W środę (godz. 18:00) Borussia Dortmund zmierzy się z Hannoverem 96 w drugiej rundzie Pucharu Niemiec. Poniżej najważniejsze informacje przed tym spotkaniem.
200 mecz w Pucharze Niemiec
Borussia Dortmund jest ósmym klubem, który przełamał barierę 200 meczów w Pucharze Niemiec. W rankingu prowadzi Bayern Monachium (266 meczów do tej pory). Ponieważ remis w latach 70. oznaczał powtórkę na boisku przeciwnika, BVB rozegrało do tej pory 189 rund pucharowych (w tym finały). BVB zwyciężyło 132 razy, czyli w 70% przypadków.
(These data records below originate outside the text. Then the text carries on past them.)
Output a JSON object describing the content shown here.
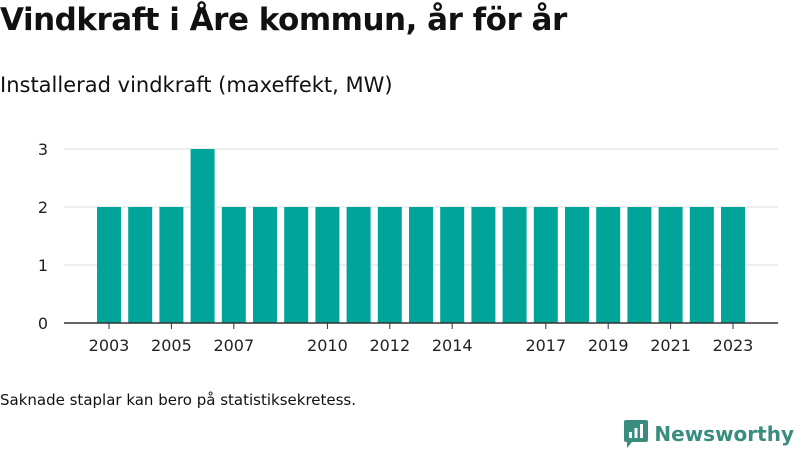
{
  "page": {
    "title": "Vindkraft i Åre kommun, år för år",
    "subtitle": "Installerad vindkraft (maxeffekt, MW)",
    "footnote": "Saknade staplar kan bero på statistiksekretess.",
    "brand": "Newsworthy"
  },
  "colors": {
    "bar": "#00a499",
    "grid": "#dddddd",
    "axis": "#333333",
    "brand": "#3a8d7e"
  },
  "chart_data": {
    "type": "bar",
    "title": "",
    "xlabel": "",
    "ylabel": "",
    "x": [
      2003,
      2004,
      2005,
      2006,
      2007,
      2008,
      2009,
      2010,
      2011,
      2012,
      2013,
      2014,
      2015,
      2016,
      2017,
      2018,
      2019,
      2020,
      2021,
      2022,
      2023
    ],
    "values": [
      2,
      2,
      2,
      3,
      2,
      2,
      2,
      2,
      2,
      2,
      2,
      2,
      2,
      2,
      2,
      2,
      2,
      2,
      2,
      2,
      2
    ],
    "x_tick_labels": [
      2003,
      2005,
      2007,
      2010,
      2012,
      2014,
      2017,
      2019,
      2021,
      2023
    ],
    "y_ticks": [
      0,
      1,
      2,
      3
    ],
    "ylim": [
      0,
      3
    ],
    "grid": true,
    "legend": "none"
  }
}
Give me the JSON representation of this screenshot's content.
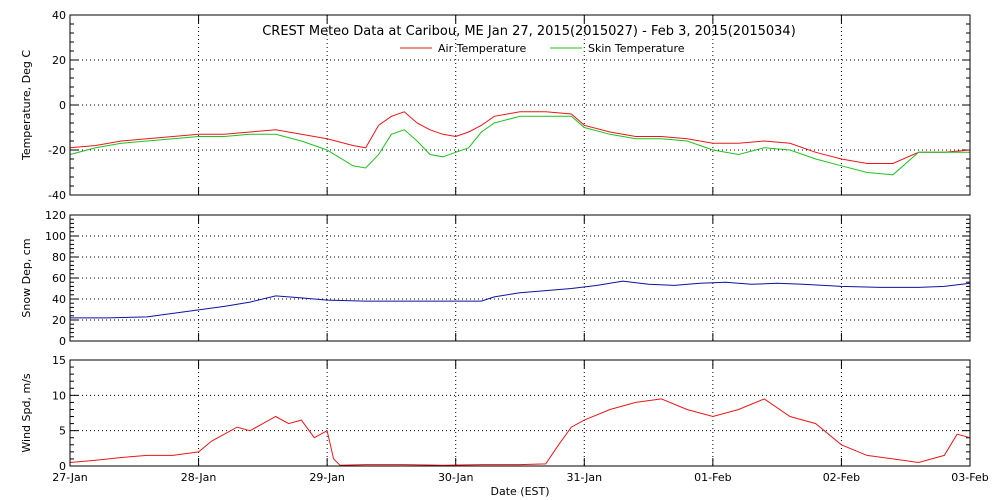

Hannover i sensacja 30 lat temu
Jako pierwsza i jedyna drużyna drugiej ligi Hannover 96 wygrał Puchar Niemiec w sezonie 1991/92 po serii rzutów karnych 4:3 z Borussią Mönchengladbach. W ubiegłym sezonie ekipa z Dolnej Saksonii poniosła porażkę dopiero w ćwierćfinale RB Lipsk, ale dopiero po raz trzeci w ciągu ostatnich 15 lat awansowała do drugiej rundy.
Historia
Borussia Dortmund ma negatywny rekord w pucharowych meczach z Hannoverem 96. Pierwsze cztery z pięciu pojedynków kończyły się porażką BVB, w tym trzy u siebie (1973, 1991 i 2006). 96 wygrało również swoje jedyne spotkanie w tych rozgrywkach w Hanowerze. W drugiej rundzie sezonu 2006/2007 BVB przegrało 0:1 po bramce Vahida Hashemiana w 86. minucie, Roman Weidenfeller zobaczył czerwoną kartkę w 49. minucie gry. W piątym i jak dotąd ostatnim pojedynku pucharowym w końcu wygrało BVB. 19 grudnia 2012 roku Borussia wygrało 5:1 po bramkach Mario Götze (3), Roberta Lewandowskiego i Jakuba Błaszczykowskiego.
Bezpośrednie pojedynki
Do 2019 roku Hannover był drużyną pierwszej ligi przez prawie 17 lat (przerwa w sezonie 2016/2017). BVB przegrało tylko jeden z ostatnich sześciu występów w Hanowerze, wygrywając trzy. Ostatnio, w drugiej kolejce sezonu 2018/19, pod wodzą Luciena Favre'a, BVB zremisowało 0:0 na HDI-Arena. Bilans wyjazdowy w Bundeslidze jest pozytywny dla BVB z jedenastoma zwycięstwami, ośmioma remisami i ośmioma porażkami. Ogólny balans (29-16-16) również wyraźnie przemawia za BVB.
Przewidywane składy
Hannover 96: Weinkauf - Muroya, Neumann, Börner, Köhn - F. Kunze - Leopold, Besuschkow - Kerk - Nielsen, Weydandt
Rezerwa: Zieler, Arrey-Mbi, Celebi, Dehm, Krajnc, Walbrecht, S. Ernst, Foti, Ondoua, Schaub, Stolze, Uhlmann, Beier, Tresoldi
Borussia Dortmund: Kobel - Meunier, Hummels, N. Schlotterbeck, Guerreiro - Özcan, Bellingham - Brandt, Reus, Malen - Moukoko
Rezerwa: A. Meyer, Coulibaly, Papadopoulos, Passlack, Rothe, Süle, Can, Reyna, Adeyemi, T. Hazard, Modeste

Przed meczem z Unionem hasło było takie: 'chcemy zmniejszyć różnicę punktową z 4 do 1 punktu'. Tymczasem powiększyli do 7 punktów.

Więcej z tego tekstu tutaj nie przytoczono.